Are you copying files over, or are you moving them? 1. Moving them is easiest. Just move whatever you find, and use a sensible target filename. 2. Copying them is harder. Filename, timestamp, size, md5sum can be used to decide if you already have them. -- William On Fri, Feb 17, 2017 at 03:41:39PM -0500, Stewart C. Russell via talk wrote:
I need to watch a folder on a network share (a scanner) and see when new files are created. There are a couple of special things about this location:
* It's over CIFS. There's nothing I can do about that. I think that means I can't use Inotify.
* It doesn't have an accurate clock for timestamping. There's nothing I can do about that, either.
* If the share is being written to by the device, it effectively disappears: stat() complains loudly.
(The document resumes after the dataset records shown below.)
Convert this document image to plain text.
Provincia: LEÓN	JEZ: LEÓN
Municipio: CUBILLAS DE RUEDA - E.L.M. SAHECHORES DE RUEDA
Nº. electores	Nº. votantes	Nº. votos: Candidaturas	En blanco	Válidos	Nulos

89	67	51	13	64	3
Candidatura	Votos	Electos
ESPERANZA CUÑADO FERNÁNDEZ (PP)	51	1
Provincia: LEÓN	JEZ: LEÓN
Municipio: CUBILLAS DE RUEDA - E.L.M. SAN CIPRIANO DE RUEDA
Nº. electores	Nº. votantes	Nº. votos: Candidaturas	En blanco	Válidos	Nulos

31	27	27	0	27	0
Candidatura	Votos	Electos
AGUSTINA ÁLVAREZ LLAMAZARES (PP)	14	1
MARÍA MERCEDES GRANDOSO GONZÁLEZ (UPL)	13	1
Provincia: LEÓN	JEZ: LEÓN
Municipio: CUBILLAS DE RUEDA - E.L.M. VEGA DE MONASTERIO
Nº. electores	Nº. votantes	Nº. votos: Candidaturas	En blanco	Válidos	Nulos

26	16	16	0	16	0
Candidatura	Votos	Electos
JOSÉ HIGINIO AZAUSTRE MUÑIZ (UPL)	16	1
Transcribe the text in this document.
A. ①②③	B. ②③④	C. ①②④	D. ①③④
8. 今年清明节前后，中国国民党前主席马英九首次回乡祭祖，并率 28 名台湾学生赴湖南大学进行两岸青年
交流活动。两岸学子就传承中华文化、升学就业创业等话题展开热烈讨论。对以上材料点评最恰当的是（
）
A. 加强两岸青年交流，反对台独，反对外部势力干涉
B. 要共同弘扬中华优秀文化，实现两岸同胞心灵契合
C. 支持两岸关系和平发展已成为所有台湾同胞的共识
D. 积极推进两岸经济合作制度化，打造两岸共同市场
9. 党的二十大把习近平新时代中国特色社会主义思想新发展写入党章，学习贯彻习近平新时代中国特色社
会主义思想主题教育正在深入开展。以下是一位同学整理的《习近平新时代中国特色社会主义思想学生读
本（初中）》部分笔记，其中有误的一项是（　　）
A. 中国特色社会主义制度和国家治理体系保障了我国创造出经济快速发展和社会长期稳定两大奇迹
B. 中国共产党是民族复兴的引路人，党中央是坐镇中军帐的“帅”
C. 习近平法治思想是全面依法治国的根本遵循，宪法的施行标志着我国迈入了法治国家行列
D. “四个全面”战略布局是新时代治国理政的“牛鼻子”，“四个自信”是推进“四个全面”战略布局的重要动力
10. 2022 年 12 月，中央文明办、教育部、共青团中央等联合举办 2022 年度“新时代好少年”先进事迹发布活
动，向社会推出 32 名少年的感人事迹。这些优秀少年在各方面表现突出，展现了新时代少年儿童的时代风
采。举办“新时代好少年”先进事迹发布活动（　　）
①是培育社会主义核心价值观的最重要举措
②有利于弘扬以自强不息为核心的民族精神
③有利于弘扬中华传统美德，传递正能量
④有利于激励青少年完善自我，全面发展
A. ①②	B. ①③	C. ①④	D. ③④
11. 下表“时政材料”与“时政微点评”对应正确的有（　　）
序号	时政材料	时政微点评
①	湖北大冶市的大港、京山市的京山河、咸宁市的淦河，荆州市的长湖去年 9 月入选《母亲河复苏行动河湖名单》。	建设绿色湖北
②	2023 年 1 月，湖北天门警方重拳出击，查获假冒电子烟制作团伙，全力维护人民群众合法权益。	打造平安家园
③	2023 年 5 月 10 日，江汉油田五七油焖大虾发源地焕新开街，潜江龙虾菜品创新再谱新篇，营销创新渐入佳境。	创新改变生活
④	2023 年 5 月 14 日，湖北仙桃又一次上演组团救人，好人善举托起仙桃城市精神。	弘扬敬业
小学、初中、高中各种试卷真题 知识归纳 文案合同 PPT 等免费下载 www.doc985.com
* It reuses the lowest available file name of the form ???EPSON%03d.(PDF|JPG)???, so synching the share to a sensible filesystem might overwrite files accidentally.
* I don't need to watch it very often; a few times per hour would be fine.
I tried using Perl's File::ChangeNotify::Watcher, which is supposed to pick the smartest method available. Unfortunately, this seems to be calling stat() every two seconds, resulting in:
1. Messages (one per existing file on the share) saying that the scanner has deleted them. This happens when someone starts scanning
2. An error message from stat() every two seconds while the device is scanning
3. Messages saying that all of the old files (plus the new one) have been created.
I was naïvely hoping for a mechanism that would report ???Hey, you have a new file called $filename??? but that seems to have been a pipedream. What do People Who Actually Know What They're Doing use, please?